まとめ バンコク方言はレジスター切替の練習台
バンコク方言は地方方言ほど明確な差はありませんが、地区ごとの雰囲気を嗅ぎ取る感性は、タイ語学習者にとって極めて大事です。
言葉遣いを相手と場所でスッと切り替えられるようになると、あなたのタイ語は確実にもう一段上のステージに入ります。
補足 バンコクっ子の自称
バンコク出身者は自分たちを「คนกรุงเทพ」(コン・クルンテープ)と呼びますが、親しい間柄では「ชาวกรุง」(チャーウ・クルン、「都会の民」)とも言います。
地方から出てきた人を「ต่างจังหวัด」(ターンチャンワット、「他県」)と呼び、決して悪い意味ではなく、土地との結びつきを確認するニュアンスです。

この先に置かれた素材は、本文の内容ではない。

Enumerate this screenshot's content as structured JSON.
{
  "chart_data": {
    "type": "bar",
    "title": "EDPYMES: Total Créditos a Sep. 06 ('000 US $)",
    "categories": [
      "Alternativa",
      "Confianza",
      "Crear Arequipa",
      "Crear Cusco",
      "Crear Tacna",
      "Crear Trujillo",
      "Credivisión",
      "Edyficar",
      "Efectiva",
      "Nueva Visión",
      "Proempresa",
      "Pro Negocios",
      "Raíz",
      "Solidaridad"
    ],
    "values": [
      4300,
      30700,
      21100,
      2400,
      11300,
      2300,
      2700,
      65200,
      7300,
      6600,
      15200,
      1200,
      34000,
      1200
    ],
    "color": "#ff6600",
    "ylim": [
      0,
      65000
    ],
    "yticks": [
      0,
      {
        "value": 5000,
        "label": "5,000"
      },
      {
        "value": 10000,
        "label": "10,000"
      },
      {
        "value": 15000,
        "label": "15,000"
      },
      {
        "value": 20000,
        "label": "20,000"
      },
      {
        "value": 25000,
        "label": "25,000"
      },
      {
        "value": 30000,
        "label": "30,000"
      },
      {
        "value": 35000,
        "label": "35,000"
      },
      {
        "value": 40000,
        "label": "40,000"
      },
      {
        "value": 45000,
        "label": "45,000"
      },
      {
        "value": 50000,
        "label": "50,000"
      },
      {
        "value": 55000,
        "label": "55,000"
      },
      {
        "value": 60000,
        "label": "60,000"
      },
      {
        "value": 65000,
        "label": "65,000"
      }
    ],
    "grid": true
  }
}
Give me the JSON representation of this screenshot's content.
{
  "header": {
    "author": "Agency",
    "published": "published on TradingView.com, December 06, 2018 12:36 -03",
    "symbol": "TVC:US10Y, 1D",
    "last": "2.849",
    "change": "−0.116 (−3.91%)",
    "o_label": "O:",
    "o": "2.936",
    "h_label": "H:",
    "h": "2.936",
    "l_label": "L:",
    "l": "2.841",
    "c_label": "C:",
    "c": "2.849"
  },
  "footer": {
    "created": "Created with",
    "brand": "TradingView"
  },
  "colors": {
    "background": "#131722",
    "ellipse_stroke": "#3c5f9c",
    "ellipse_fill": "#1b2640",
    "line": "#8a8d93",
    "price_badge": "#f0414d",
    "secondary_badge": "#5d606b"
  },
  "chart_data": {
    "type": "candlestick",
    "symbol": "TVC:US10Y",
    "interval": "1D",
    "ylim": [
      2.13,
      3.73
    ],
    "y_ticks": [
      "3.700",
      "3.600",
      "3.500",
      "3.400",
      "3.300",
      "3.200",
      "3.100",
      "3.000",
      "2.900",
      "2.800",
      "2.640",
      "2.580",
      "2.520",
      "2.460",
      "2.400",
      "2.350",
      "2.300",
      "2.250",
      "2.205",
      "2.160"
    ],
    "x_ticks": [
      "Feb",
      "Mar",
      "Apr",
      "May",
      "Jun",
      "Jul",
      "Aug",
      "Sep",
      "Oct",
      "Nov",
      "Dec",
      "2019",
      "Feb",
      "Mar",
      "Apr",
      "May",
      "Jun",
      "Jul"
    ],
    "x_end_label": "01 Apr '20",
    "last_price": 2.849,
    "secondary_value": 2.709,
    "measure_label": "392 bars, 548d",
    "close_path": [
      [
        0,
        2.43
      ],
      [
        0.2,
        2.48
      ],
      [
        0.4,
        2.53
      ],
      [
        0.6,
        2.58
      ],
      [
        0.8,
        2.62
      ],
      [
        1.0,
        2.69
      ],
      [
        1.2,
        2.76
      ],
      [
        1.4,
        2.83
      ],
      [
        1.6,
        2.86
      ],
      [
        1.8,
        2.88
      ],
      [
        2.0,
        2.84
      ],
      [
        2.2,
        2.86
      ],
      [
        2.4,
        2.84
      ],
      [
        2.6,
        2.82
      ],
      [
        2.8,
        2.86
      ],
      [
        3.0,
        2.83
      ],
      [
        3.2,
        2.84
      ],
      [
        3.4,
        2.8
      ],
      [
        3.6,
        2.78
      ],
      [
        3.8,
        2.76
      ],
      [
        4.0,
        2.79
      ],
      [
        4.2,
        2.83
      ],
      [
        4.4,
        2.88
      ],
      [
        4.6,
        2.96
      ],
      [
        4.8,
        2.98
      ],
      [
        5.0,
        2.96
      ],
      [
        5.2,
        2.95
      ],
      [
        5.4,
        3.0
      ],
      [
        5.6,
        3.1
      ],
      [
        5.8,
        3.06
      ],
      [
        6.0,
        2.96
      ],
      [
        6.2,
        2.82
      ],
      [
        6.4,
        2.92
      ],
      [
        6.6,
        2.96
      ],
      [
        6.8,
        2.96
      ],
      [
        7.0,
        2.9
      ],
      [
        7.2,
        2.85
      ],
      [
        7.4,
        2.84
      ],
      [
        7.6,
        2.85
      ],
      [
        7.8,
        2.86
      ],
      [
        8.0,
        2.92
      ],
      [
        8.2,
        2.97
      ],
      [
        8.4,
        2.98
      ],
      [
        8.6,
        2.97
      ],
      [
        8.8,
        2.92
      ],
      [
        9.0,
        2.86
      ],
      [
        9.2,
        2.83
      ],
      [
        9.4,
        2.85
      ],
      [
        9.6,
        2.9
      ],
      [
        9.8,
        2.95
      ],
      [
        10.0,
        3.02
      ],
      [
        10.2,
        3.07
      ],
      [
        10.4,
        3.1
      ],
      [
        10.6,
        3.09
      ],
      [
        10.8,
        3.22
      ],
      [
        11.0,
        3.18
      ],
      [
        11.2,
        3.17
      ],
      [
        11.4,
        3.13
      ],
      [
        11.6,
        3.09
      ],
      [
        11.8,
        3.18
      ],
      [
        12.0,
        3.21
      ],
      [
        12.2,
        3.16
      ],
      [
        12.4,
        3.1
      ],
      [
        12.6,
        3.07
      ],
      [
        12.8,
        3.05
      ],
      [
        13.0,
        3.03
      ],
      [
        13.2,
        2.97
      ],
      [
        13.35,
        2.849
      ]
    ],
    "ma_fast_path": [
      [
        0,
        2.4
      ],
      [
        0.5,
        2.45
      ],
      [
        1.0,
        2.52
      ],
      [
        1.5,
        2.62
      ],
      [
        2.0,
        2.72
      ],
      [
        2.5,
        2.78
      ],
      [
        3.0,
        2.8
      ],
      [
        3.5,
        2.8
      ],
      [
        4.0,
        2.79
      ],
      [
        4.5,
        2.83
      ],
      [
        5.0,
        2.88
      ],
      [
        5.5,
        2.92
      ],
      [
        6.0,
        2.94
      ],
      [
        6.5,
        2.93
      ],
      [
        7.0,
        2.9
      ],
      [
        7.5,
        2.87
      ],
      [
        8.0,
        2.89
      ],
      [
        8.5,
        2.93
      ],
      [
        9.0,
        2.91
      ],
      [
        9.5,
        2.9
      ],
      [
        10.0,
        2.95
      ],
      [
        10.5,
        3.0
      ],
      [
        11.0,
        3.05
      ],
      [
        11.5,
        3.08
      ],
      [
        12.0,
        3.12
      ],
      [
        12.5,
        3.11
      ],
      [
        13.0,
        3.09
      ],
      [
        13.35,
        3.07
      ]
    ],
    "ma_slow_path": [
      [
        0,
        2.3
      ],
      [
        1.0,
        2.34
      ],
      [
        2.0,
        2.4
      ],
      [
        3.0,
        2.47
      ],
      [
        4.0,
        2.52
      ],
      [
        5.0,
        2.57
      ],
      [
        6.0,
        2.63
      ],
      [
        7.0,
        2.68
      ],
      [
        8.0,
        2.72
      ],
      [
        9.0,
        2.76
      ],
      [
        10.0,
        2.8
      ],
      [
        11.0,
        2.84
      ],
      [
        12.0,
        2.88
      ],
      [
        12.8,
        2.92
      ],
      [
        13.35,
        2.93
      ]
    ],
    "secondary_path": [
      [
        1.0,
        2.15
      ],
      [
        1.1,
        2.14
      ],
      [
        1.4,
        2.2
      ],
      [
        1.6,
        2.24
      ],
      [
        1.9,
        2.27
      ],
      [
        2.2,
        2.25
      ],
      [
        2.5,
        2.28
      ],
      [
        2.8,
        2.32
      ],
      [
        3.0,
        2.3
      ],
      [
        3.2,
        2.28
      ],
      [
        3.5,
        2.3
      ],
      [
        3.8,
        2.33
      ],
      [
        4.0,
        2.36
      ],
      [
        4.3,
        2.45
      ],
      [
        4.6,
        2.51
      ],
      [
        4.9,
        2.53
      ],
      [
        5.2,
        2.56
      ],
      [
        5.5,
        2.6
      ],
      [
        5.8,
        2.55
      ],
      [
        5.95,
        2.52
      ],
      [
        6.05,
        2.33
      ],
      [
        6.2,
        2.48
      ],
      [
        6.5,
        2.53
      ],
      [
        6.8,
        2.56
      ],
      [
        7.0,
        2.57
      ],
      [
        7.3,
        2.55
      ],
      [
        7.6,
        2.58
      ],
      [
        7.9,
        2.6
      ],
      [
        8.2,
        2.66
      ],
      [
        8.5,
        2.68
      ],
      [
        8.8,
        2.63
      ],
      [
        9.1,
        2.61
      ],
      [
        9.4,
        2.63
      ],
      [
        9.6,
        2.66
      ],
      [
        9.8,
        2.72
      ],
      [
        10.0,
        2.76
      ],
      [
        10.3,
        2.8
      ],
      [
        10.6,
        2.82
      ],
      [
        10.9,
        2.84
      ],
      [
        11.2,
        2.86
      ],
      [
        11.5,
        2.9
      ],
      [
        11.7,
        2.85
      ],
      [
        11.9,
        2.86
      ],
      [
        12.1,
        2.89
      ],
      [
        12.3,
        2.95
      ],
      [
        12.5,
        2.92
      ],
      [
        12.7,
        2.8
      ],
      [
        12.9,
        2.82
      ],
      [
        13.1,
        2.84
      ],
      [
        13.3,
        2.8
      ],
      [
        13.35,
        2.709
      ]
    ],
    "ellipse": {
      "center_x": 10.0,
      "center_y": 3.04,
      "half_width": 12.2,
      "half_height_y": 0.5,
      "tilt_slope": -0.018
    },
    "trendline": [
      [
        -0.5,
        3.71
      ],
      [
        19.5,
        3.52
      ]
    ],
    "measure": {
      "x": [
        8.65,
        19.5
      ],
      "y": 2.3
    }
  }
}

会話の中でこの言葉が出てきたら、相手は自分の出身にちょっとした誇りを持っているのだな、と読み取れます。
学習者が取り入れやすいバンコク語彙5選
最後に、日本人学習者が今日から取り入れやすいバンコク語彙を5つ厳選します。「หวานน้อย」「ใส่ถุง」「ไปไหนอะ」「รถติดมาก」「ไว้เจอกันนะ」。
どれも1秒で使え、タイ人に「バンコクの空気を吸ってる人だな」と感じてもらえる魔法の5ワードです。まずはこの5つから、あなたのタイ語の街角を一緒に歩き始めましょう。